In this report, we described a case of collapsing glomerulopathy associated with SARS‐CoV‐2 infection, which presented as an AKI on CKD. This was an African American patient with morbid obesity, heart failure with preserved ejection fraction, and CKD. The CKD had been attributed to diabetes mellitus and or hypertension.

Research has shown that AKI with electrolyte abnormalities is a complication of SARS‐CoV‐2 infection [1, 6, 7]. The pathophysiology of AKI associated with COVID-19 infection includes fluid imbalance leading to a prerenal AKI, toxic tubular damage following cytokine release, and a direct cytopathic effect of the virus [8, 9]10. One of the common histopathological findings in these acute kidney injuries is collapsing glomerulopathy. A glomerulopathy that has been associated with viral infections, autoimmune conditions, and medications [11, 12]. It has also been associated with a variant of the apolipoprotein L1 (APOL1) gene seen in blacks [13].

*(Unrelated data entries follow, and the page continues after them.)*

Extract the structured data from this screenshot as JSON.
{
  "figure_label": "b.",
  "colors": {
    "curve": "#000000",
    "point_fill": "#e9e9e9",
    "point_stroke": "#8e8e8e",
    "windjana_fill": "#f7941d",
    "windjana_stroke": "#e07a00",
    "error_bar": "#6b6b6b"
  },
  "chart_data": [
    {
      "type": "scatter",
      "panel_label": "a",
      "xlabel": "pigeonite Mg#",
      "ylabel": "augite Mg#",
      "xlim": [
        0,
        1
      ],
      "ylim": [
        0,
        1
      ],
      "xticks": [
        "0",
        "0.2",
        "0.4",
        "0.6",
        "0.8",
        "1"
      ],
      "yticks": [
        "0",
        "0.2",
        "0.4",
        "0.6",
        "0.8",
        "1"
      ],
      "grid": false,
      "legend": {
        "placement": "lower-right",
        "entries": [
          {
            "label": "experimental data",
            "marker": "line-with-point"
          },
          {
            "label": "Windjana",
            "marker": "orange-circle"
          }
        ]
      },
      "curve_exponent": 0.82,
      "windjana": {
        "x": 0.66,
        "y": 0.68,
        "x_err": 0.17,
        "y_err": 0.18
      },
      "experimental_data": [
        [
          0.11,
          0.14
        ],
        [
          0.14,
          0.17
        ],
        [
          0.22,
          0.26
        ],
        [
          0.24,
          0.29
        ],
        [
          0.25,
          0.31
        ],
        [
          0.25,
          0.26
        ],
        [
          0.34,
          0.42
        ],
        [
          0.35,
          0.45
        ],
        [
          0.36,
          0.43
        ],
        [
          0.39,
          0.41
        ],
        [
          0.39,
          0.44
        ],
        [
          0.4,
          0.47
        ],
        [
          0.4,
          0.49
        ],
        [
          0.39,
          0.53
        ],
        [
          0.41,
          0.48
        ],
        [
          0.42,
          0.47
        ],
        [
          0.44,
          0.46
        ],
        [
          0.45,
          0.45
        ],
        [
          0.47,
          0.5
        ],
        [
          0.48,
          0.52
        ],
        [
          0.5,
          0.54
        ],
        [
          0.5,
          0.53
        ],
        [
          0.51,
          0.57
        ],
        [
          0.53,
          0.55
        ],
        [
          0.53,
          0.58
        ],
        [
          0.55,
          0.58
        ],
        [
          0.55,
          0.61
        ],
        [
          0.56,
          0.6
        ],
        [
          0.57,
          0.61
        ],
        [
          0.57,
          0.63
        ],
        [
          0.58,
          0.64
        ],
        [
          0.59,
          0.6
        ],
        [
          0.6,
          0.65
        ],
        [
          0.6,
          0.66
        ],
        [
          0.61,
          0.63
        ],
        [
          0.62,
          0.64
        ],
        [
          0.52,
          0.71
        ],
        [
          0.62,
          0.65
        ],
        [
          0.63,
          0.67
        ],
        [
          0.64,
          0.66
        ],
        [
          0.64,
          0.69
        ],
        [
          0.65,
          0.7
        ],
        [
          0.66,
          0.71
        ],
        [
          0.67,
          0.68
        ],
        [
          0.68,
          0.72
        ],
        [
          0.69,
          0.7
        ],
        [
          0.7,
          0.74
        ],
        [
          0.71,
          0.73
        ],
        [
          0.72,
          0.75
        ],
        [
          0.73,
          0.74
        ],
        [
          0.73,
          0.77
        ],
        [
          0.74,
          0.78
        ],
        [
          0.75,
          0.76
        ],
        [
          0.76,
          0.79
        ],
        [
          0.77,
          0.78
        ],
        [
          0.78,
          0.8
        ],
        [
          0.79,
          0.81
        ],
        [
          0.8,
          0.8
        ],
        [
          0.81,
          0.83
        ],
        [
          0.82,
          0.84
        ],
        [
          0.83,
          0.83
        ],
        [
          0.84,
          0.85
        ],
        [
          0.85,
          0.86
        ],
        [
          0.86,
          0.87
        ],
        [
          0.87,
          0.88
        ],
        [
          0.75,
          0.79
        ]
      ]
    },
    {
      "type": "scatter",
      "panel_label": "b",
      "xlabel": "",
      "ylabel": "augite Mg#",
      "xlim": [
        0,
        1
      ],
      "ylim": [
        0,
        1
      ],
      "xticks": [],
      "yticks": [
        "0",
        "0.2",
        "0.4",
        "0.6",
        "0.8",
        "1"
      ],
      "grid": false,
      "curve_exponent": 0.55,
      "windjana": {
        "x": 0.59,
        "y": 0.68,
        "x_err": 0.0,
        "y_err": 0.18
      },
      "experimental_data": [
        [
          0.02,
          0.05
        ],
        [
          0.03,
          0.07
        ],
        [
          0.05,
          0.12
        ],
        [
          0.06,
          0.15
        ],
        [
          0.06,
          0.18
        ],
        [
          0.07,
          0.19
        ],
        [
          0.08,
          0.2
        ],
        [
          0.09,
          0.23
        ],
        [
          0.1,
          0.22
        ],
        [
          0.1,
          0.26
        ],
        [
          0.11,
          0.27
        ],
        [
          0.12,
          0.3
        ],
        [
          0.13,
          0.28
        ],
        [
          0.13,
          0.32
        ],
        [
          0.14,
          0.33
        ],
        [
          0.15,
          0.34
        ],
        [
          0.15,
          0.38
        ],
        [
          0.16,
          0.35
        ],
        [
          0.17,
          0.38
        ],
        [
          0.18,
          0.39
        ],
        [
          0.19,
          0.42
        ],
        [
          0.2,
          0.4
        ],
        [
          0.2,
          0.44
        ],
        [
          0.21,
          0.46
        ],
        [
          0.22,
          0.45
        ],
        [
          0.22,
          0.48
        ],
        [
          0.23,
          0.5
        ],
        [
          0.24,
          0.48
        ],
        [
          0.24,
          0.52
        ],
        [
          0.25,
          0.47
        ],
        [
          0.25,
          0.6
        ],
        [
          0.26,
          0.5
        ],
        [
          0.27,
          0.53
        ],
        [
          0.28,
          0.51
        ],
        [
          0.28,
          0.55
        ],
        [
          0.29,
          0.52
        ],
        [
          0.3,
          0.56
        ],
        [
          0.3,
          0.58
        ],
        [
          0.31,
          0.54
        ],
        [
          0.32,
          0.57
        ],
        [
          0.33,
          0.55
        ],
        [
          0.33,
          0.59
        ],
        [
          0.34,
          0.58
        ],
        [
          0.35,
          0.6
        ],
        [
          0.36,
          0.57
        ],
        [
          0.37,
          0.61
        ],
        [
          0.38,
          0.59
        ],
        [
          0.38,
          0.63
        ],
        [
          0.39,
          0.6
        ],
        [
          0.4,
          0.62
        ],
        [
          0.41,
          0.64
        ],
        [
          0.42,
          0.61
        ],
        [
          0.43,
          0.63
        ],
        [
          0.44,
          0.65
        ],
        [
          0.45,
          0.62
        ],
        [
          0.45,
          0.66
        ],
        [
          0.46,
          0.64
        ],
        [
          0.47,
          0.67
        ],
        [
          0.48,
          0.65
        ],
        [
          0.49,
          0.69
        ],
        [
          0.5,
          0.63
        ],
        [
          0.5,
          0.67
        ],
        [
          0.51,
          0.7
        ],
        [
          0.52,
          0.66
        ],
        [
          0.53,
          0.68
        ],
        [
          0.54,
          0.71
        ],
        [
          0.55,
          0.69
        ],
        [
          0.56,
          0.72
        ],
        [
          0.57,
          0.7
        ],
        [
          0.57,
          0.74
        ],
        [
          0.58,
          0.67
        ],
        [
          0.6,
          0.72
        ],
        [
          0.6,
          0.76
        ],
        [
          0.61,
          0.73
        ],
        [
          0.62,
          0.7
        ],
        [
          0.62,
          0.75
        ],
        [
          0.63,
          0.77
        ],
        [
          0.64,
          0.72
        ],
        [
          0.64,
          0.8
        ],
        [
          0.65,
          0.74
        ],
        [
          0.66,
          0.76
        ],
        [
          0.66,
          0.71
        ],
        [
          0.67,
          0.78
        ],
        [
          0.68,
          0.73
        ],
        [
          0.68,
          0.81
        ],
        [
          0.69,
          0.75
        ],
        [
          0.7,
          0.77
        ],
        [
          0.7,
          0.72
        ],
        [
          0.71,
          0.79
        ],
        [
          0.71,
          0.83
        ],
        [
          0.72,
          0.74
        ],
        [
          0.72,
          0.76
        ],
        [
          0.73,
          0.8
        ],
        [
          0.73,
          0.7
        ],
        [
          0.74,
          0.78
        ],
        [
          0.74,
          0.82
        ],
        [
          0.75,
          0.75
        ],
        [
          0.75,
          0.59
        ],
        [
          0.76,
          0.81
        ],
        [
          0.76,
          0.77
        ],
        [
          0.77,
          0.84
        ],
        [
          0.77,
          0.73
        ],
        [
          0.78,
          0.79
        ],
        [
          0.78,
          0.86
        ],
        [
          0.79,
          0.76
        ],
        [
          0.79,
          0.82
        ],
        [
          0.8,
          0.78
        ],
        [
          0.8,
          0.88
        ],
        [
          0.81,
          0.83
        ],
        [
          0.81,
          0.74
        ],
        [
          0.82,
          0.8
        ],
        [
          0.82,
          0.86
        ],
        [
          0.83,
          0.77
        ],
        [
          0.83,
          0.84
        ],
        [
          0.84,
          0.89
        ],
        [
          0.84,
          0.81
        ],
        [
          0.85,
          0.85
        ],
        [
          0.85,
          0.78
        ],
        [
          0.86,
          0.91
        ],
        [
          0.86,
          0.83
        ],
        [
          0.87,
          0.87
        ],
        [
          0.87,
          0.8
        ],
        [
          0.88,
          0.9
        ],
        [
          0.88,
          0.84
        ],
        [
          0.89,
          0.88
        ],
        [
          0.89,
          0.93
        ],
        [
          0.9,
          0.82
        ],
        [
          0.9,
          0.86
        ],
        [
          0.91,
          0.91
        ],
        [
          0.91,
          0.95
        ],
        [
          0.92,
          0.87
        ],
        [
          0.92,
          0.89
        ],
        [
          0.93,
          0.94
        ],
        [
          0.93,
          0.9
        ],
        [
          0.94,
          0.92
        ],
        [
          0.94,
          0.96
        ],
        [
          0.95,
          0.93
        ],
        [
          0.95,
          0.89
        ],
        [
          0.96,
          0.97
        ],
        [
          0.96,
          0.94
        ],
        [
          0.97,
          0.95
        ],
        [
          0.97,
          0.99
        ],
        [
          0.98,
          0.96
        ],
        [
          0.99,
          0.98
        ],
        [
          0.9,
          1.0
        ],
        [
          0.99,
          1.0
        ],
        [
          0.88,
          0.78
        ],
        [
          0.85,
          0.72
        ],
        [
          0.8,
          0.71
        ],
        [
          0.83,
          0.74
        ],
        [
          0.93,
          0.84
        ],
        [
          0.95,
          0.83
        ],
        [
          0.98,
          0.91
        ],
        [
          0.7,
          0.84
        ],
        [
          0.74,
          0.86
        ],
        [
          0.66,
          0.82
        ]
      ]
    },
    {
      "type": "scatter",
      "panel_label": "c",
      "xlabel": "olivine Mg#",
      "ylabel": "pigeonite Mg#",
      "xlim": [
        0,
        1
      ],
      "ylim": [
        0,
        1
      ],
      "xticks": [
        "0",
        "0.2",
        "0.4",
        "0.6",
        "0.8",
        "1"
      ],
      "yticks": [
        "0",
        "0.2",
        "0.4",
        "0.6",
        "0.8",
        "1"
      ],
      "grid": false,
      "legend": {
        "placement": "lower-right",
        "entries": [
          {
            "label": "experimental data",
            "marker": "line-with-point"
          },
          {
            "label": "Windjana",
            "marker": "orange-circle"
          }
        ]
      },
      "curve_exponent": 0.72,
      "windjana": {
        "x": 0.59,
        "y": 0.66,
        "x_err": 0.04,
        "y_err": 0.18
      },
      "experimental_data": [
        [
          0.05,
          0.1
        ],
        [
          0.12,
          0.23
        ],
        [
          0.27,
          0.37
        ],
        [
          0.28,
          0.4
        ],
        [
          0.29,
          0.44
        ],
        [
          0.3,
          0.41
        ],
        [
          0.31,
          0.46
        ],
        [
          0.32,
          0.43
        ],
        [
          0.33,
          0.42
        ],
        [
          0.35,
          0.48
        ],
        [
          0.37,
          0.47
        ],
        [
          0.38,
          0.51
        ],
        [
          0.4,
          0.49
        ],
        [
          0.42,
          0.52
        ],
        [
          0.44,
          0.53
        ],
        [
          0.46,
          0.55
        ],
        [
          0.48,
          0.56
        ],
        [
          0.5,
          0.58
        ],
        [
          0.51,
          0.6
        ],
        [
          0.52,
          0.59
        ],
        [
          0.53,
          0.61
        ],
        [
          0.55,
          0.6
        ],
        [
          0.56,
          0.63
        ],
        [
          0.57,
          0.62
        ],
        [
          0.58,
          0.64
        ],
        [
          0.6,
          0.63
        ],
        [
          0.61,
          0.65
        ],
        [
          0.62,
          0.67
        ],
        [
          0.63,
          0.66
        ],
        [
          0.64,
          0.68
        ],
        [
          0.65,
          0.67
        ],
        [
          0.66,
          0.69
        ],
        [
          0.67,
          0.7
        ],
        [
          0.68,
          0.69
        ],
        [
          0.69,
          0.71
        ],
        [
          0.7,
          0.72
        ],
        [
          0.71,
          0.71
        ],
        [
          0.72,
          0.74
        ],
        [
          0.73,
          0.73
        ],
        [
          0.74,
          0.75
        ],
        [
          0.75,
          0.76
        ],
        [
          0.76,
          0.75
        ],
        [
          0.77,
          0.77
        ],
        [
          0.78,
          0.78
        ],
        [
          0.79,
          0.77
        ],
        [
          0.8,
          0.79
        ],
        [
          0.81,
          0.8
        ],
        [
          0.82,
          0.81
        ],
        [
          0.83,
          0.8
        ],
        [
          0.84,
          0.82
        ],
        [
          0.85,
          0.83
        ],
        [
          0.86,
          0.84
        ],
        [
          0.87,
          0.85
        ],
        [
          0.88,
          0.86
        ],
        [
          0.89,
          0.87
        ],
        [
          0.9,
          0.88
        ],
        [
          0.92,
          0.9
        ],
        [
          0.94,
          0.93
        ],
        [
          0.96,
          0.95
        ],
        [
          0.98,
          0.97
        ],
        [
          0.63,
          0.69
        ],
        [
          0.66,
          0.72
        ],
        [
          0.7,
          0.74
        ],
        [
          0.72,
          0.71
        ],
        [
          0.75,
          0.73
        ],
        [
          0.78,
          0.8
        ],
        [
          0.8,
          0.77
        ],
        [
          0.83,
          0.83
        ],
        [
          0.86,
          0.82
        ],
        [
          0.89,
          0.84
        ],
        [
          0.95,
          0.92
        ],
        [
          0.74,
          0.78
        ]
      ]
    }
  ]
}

Post-mortem kidney biopsies via immunohistochemistry have identified viral proteins from SARS‐CoV‐2 RNA infection [14]. This has been equated as evidence of a cytopathic effect of the SARS‐CoV‐2 RNA virus on podocytes. It is postulated that the virus gains entry into the cells using the angiotensin-converting enzyme II (ACEII) receptor [15] 16. A receptor that is found in the capillary network of alveoli and glomeruli epithelial cells [17, 18]. Unfortunately, the extensive glomeruli scarring in this patient’s biopsy meant immunohistochemistry for evidence of SARS‐CoV‐2 proteins or RNA could not be done, which makes it difficult to attribute the mechanism of injury in this case to a direct cytopathic effect. Kidney biopsies have also shown a microcystic tubular dilatation which was seen in this patient’s biopsy, similar to lesions associated with variants of APOL1 that increases the risk of CG [19, 20].

A dysregulated immune response occurs with SARS‐CoV‐2 infection similar to that seen in hemophagocytic syndrome [21]. With SARS‐CoV‐2 infection, an elevated level of several cytokines has been seen in both asymptomatic and symptomatic individuals [22, 23]. This patient came in asymptomatic but later developed a fever, tachycardia with an elevated D-dimer in the second week of admission, with a positive COVID-19 test more than 21 days after her initial result. Thus, elevated levels of cytokines may have contributed to the CG.

With these mechanisms of injury in mind, one other factor that may have contributed to the rapid decline in her renal function is obesity. Obesity has been reported as one of the demographic factors associated with an AKI in patients who are infected with SARS‐CoV‐2. In a retrospective study of 773 patients with COVID-19 infection, morbid obesity was significantly associated with an increased risk of AKI [24]. Interesting our patient also was morbidly obese and dysregulation of fatty acid and carbohydrate metabolism, oxidative stress and inflammation are pathogenic factors that may have contributed to the AKI on CKD [25].

In conclusion, this case report highlights an acute on chronic kidney disease due to SARS‐CoV‐2 related glomerulopathy. Although the mechanism of injury remains uncertain, it should be suspected in asymptomatic COVID-19 infected patients who present with an AKI on CKD or a rapidly worsening renal function especially if they are morbidly obese. To date, there is no specific intervention to prevent the development of CG in patients with COVID-19 infection however for the prevention of AKI, the consensus report of the 25th acute disease quality initiative (ADQI) workgroup recommend adequate fluid and hemodynamic management, and avoidance of nephrotoxic drug exposure where possible.